Tinkerbell is a tool open sourced recently by Packet, an Equinix company, the company I work for.
It is a provisioner for bare metal. You can switch servers on and off via API, executing workflows and install operating systems on a server that does not have one!
Tinkerbell is in its early days as open source project but the concept is battle tested from 6 years of production use internally at Packet.
I am excited to learn a lot of the cool technologies that are making datacenters working, but I am not here to write about it1.
One of my recent tasks2 was about end to end testing the Vagrant Setup tutorial3 we wrote.
I like the idea! The Setup tutorial is important for our community because it is the entry point for a lot of people and having a consistent way to test its accuracy is crucial.
It is also a quick way to get a valuable end to end test running that covers the entire project, at a high level.
Tinkerbell is under development and it is easy to make mistakes and break things at this point, we have to know when it happens. Tinkerbell requires virtualisation capabilities, and we do not have an end to end testing framework for that yet.

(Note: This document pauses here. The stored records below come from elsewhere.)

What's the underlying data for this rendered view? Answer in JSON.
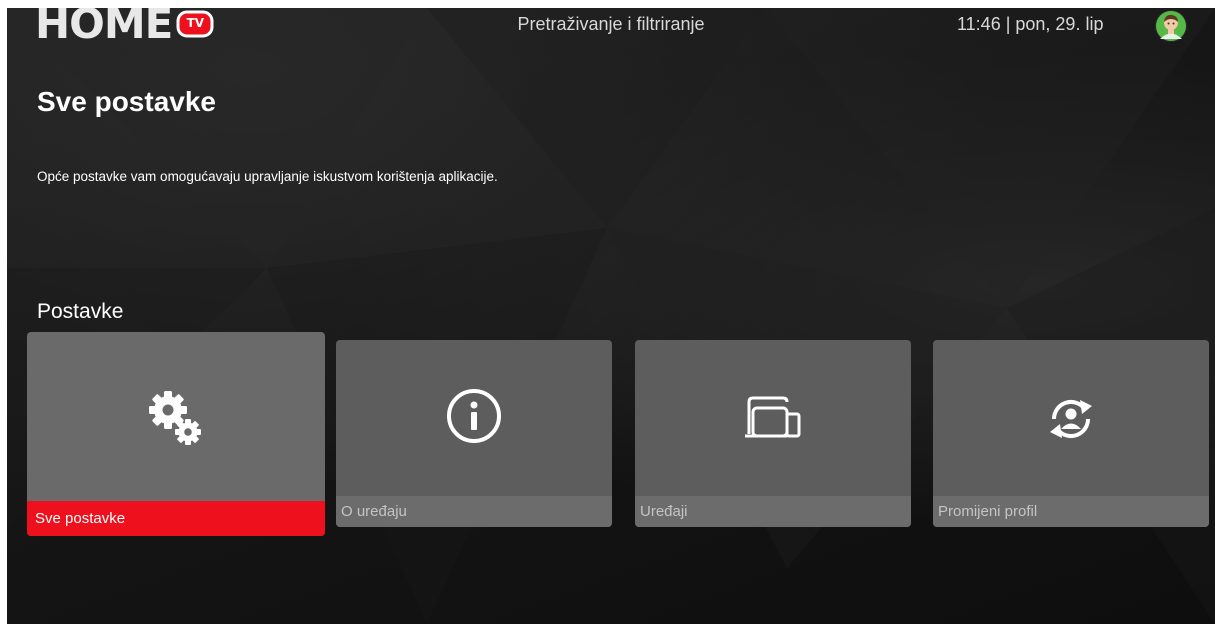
{
  "header": {
    "logo_text": "HOME",
    "logo_badge": "TV",
    "title": "Pretraživanje i filtriranje",
    "clock": "11:46 | pon, 29. lip"
  },
  "page": {
    "title": "Sve postavke",
    "description": "Opće postavke vam omogućavaju upravljanje iskustvom korištenja aplikacije.",
    "section_title": "Postavke"
  },
  "tiles": [
    {
      "label": "Sve postavke",
      "icon": "gears-icon",
      "selected": true
    },
    {
      "label": "O uređaju",
      "icon": "info-icon",
      "selected": false
    },
    {
      "label": "Uređaji",
      "icon": "devices-icon",
      "selected": false
    },
    {
      "label": "Promijeni profil",
      "icon": "switch-profile-icon",
      "selected": false
    }
  ],
  "colors": {
    "accent": "#ee101c",
    "tile": "#5d5d5d",
    "tile_label_bar": "#6c6c6c",
    "background": "#161616"
  }
}
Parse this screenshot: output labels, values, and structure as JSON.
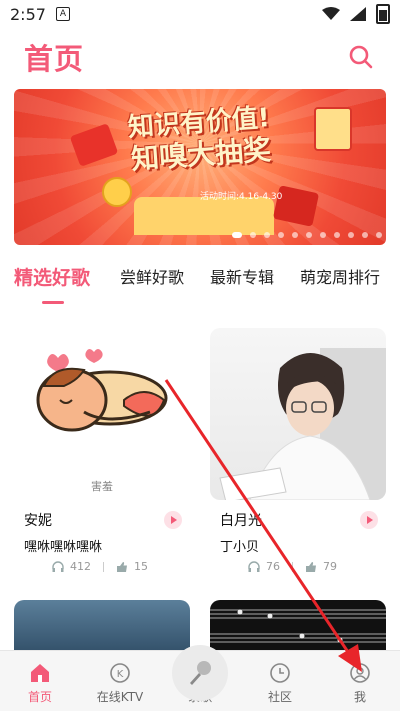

Tell me more about the test itself
It is a long tasks but let’s summarize it (have a look at the tutorial, it helps to read this article moving forward):
- The script has to start a vagrant machine called provisioner
- When the provisioner is up it has to exec via ssh a docker-compose command that starts a bunch of containers, one of those is Tink grpc server
- When Tinkerbell is up and running we have to do a bunch of things like: a. Register a new hardware b. Create a template c. Create the workflow that will get executed in the worker from a template
- Start the worker
- Wait and check if the workflows executes as expected.
NOTE: the test should clean up after itself, Vagrant is not ideal to get parallelization of VMs, and we do not support it. A dirty environment will break future tests as it is today.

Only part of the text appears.